Vient de paraître au Journal Officiel du 26 août un décret du 22 août 2008 modifiant les indicateurs du bilan annuel sur l'égalité professionnelle hommes-femmes. Dorénavant, les données devront être établies par "catégories professionnelles". Le décret lui-même nous indique : "Concernant la notion de catégorie professionnelle, il peut s'agir de fournir des données distinguant :
a) Les ouvriers, les employés, les cadres et les emplois intermédiaires ;
b) Ou les catégories d'emplois définies par la classification ;
c) Ou les métiers repères ;
d) Ou les emplois types."
Si la première définition est assez précise, elle trace des catégories très larges qui ne permettent pas de véritables comparaisons de situations.
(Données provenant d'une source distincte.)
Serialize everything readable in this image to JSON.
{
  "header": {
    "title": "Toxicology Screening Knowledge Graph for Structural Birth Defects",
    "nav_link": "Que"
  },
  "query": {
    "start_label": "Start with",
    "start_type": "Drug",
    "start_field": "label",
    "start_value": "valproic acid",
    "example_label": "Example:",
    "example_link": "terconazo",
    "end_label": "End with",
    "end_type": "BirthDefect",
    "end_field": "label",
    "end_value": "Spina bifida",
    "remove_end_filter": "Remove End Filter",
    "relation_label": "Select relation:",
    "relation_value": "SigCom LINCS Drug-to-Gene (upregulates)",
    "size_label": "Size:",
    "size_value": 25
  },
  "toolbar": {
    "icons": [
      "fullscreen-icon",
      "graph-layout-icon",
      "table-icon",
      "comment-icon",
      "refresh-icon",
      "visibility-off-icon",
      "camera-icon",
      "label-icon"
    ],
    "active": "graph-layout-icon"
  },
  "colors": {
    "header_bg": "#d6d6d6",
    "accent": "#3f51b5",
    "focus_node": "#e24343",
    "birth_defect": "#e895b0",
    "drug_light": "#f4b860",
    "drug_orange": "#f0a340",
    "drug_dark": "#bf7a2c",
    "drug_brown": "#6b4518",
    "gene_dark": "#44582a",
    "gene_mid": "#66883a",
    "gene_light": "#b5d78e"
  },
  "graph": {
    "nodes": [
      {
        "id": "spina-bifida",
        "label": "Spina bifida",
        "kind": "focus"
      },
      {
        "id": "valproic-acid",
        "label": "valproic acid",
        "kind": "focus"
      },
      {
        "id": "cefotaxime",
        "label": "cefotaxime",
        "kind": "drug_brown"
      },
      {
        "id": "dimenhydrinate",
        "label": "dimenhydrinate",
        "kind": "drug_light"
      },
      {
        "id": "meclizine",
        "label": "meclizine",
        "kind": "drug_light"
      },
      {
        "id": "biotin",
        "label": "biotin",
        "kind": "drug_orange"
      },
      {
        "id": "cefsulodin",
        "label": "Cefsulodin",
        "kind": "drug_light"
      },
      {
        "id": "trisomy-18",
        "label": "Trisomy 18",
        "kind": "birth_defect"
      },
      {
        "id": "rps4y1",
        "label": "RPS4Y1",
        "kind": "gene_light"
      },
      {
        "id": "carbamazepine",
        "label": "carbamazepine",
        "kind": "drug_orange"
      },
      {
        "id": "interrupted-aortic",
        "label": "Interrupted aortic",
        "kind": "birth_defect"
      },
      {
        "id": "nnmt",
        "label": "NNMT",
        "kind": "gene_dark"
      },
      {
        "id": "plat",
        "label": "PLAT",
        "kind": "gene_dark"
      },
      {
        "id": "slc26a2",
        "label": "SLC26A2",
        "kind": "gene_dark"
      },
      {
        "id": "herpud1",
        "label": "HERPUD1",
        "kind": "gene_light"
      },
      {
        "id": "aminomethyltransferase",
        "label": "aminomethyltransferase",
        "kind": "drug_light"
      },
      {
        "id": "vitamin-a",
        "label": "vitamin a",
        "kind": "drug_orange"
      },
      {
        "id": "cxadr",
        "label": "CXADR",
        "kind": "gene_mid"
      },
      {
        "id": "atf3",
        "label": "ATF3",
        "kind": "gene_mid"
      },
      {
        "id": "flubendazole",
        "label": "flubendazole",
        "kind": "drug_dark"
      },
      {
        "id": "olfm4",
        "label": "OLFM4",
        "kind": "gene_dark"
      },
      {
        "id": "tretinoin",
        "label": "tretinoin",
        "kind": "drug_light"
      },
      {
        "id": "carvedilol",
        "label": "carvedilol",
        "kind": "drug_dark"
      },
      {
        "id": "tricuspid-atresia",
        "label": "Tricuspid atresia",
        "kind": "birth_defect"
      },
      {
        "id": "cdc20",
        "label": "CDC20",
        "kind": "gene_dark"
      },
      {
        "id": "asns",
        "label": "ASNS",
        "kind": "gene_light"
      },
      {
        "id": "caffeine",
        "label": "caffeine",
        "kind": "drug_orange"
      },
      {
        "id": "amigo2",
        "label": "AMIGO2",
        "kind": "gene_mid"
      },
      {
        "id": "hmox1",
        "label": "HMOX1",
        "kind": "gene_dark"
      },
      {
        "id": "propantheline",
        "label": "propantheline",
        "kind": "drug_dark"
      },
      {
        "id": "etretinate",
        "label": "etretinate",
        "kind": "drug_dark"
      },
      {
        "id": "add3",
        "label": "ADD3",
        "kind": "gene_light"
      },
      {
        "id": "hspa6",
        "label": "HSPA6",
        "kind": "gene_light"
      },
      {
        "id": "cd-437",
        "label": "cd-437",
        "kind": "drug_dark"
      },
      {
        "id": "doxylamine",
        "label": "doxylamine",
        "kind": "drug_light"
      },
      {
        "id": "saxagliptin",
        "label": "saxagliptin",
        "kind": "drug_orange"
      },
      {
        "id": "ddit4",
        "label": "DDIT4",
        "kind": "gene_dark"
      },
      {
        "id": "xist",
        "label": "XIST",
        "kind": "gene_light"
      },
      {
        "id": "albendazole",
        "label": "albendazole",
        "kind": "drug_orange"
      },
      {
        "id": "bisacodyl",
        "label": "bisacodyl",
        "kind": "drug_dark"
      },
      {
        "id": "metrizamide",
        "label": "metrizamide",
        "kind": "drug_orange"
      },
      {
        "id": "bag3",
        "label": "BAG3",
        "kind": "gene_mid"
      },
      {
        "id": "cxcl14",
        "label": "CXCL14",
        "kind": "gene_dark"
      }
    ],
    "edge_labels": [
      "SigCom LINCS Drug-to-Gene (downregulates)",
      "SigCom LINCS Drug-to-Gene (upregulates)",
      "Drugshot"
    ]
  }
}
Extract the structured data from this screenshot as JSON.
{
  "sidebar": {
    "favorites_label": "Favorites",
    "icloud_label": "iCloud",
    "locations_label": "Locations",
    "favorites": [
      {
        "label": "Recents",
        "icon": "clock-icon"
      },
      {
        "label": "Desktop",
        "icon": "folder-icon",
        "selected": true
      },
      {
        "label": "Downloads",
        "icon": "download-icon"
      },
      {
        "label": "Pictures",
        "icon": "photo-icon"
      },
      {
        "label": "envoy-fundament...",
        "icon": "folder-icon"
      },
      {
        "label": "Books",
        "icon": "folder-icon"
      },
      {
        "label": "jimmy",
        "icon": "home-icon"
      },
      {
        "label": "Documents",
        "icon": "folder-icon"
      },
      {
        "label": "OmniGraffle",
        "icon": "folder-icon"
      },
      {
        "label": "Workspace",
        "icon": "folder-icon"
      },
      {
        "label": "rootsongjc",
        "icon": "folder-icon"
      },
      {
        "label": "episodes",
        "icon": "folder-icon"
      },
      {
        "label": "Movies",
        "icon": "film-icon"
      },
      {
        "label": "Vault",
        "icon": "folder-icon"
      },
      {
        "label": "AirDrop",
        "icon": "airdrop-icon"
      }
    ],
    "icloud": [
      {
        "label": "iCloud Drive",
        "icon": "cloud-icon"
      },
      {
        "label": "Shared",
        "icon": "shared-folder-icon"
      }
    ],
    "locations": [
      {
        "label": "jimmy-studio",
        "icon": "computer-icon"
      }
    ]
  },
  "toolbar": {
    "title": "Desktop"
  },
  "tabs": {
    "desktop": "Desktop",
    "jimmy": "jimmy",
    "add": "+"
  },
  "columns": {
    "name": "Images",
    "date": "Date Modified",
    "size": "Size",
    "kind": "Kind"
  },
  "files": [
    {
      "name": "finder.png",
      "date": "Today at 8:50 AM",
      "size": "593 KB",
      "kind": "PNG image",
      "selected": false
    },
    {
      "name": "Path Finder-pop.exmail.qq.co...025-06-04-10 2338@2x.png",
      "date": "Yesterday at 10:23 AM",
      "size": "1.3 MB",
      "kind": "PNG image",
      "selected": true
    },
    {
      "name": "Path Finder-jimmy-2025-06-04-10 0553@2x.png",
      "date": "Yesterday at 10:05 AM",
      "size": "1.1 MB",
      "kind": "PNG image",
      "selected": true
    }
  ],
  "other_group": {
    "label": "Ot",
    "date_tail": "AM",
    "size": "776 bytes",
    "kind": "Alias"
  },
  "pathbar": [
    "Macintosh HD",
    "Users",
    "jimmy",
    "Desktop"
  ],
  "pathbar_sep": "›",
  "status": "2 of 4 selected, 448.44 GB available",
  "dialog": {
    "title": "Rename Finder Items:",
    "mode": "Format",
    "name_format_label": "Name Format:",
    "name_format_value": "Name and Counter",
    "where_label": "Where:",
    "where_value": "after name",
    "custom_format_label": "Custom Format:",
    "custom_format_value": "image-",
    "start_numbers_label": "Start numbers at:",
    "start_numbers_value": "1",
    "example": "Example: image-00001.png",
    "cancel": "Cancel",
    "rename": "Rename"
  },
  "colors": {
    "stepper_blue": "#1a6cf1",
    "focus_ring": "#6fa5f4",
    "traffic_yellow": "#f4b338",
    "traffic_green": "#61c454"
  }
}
Concernant les classifications, le recours aux critères classants ne les rend pas pertinentes en terme de catégories d'emploi, quant aux métiers repères ou emplois types, ils relèvent d'une logique purement gestionnaire. On aurait souhaité que soit utilisé le recours à la qualification professionnelle, entendue comme la qualification contractuelle, c'est-à-dire la définition du périmètre des activités qui peuvent être exercées par un salarié en vertu de son contrat de travail. Les tribunaux s'évertuent à nous rappeler que la qualification est la base des droits et obligations du salarié et qu'elle ne peut être modifiée sans son accord. Faire un peu de droit permettrait au moins d'apporter un peu de précision dans les définitions. Ce n'est pas le Douanier Rousseau, ni Kafka, qui prétendraient le contraire.